# Thread: Polynomial help!!

1. ## Polynomial help!!

I've been given this question as homework and i dont really understand the steps/how to work it out!! it is...

Two integers are said to be relatively prime if their highest common factor is 1. If 'a' and 'b' are relatively prime it is possible to find integer 'x' and 'y' such that ax + by = 1.

For example... 51 and 44 are relatively prime.

Repeated use of the division identity leads to:

51 = 44 x 1 + 7
44 = 7 x 6 + 2
7 = 3 x 2 + 1

Reversing these steps leads to:

1 = 7 - 3 x 2
= 7 - 3(44 - 7 x 6)
= 19 x 7 - 3 x 44
= 19(51 - 44 x 1) - 3 x 44
= 19 x 51 - 22 x 44

question...

a) use this method to find integers 'a' and 'b' such that 87a + 19b = 1.

b) using the method, find the polynomials, A(x) and B(x) such that:
A(x)(x(squared) - x) + B(x)(x(power of 4) + 4x(squared) - 4x + 4) = 1

it's mainly the part in bold that i dont really get but i also dont know how to find the answer!!

thanks tons!!

2. Division with remainders?

1) 87/19 = 4 R 11 so 87 = 19*4 + 11 We're done with 87, but 19 and 11 moves on.

2) 19/11 = 1 R 8 so 19 = 11*1 + 8 We're done with 19, but 11 and 8 move on.

3) 11/8 = 1 R 3 so 11 = 8*1 + 3 We're done with 11, but 8 and 3 move on.

4) 8/3 = 2 R 2 so 8 = 3*2 + 2 We're done with 8, but 3 and 2 move on.

5) 3/2 = 1 R 1 so 3 = 2*1 + 1 Whew!! We finally found a 1!

Now backwards. I'll let you do it, but with one hint. RESIST the temptation to simplify as you go. You may want to do a couple of things, but remember that the point of the exercise is to UNsimplify the expression.

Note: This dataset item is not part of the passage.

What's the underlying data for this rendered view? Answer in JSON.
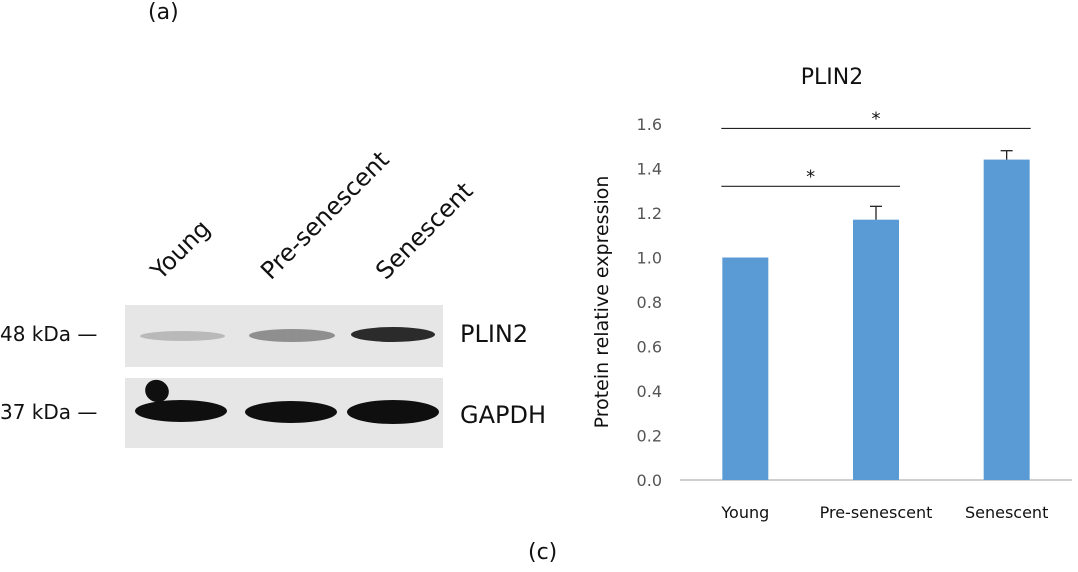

It shouldn't be too different for the polynomials.

3. thanks for that... but how would i do part b??? i cant really see how to use the same pattern...

thanks again!!

4. It's only slightly more complicated. Remember that we use generally a "Base 10 Positional System", $1423 = 1*10^{3} + 4*10^{2} + 2*10^{1} + 3$. If you think of the polynomials as a "Base 'x' Positional System" you are on your way. The ONLY significant complication is that you can get negative coefficients. You can't do that with non-polynomial constructs. 1(-4)23 would look pretty weird, but it DOES work that way, sort of, in Roman Numerals. "VL" is 45 -- That "V" is a negative value when it appears out of descending order. Just move on with long divisions as let's see what you get.

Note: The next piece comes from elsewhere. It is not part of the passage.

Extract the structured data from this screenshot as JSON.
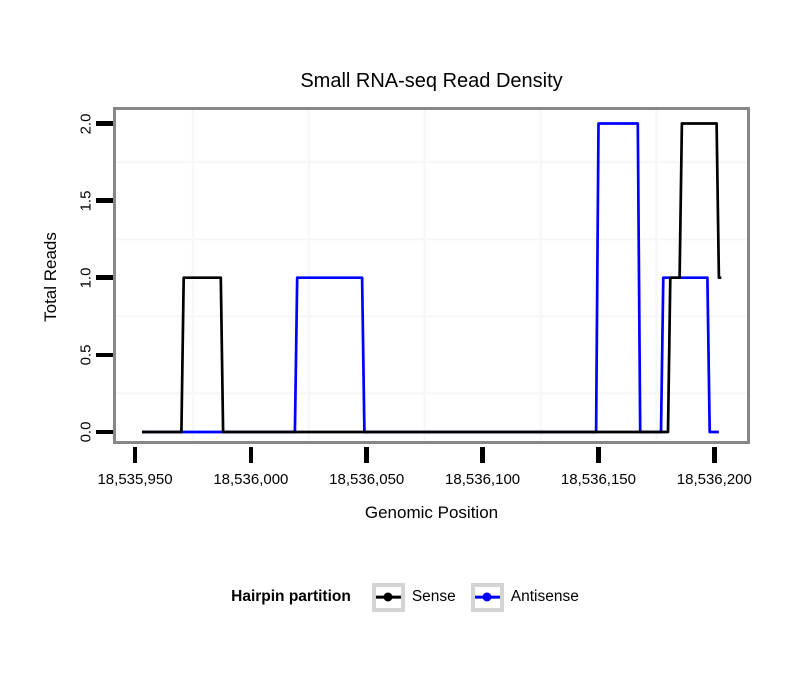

5. Originally Posted by sir nerdalot

For example... 51 and 44 are relatively prime.

Repeated use of the division identity leads to:

51 = 44 x 1 + 7
44 = 7 x 6 + 2
7 = 3 x 2 + 1

Reversing these steps leads to:

1 = 7 - 3 x 2
= 7 - 3(44 - 7 x 6)
= 19 x 7 - 3 x 44
= 19(51 - 44 x 1) - 3 x 44
= 19 x 51 - 22 x 44

question...

a) use this method to find integers 'a' and 'b' such that 87a + 19b = 1.

b) using the method, find the polynomials, A(x) and B(x) such that:
A(x)(x(squared) - x) + B(x)(x(power of 4) + 4x(squared) - 4x + 4) = 1
Originally Posted by sir nerdalot
thanks for that... but how would i do part b??? i cant really see how to use the same pattern...
It's "simple" (but ugly to write out)

You start by taking $x^2 - x$ and $x^4 + 4x^2 - 4x + 4$

So:
$x^4 + 4x^2 - 4x + 4 = (x^2 - x)(x^2 + x + 5) + (x + 4)$

$x^2 - x = (x + 4)(x - 5) + 20$

Now, in the problem with the integers we wanted a problem that ended with a 1. For the polynomials we want a problem that ends with an 0th degree polynomial, such as 20. So we are done here.

Now reverse the process:
$20 = (x^2 - x) - (x + 4)(x - 5)$

$20 = (x^2 - x) - ([(x^4 + 4x^2 - 4x + 4) -
(x^2 - x)(x^2 + x + 5)])(x - 5)$

Expand:
$20 = (x^2 - x) - (x^4 + 4x^2 - 4x + 4)(x - 5) +
(x^2 - x)(x^2 + x + 5)(x - 5)$

Collect terms:
$20 = (x^2 - x)[1 + (x^2 + x + 5)(x - 5)] - (x^4 + 4x^2 - 4x + 4)(x - 5)$

$20 = (x^2 - x)(x^3 - 4x^2 - 24) + (x^4 + 4x^2 - 4x + 4)(-x + 5)$<-- We are supposed to be adding the last term, so I changed the sign on the last polynomial.

We almost have what we wanted. We wanted the RHS to equal 1. But hey, all we need to do now is divide both sides by 20:
$1 = (x^2 - x)\left ( \frac{1}{20}x^3 - \frac{1}{5}x^2 - \frac{6}{5} \right ) + (x^4 + 4x^2 - 4x + 4) \left ( -\frac{1}{20}x + \frac{1}{4} \right )$

Voila! It's exactly the same problem as with the integers done by exactly the same method. (Compare them.) It's just that the "book-keeping" is a tad messier.

-Dan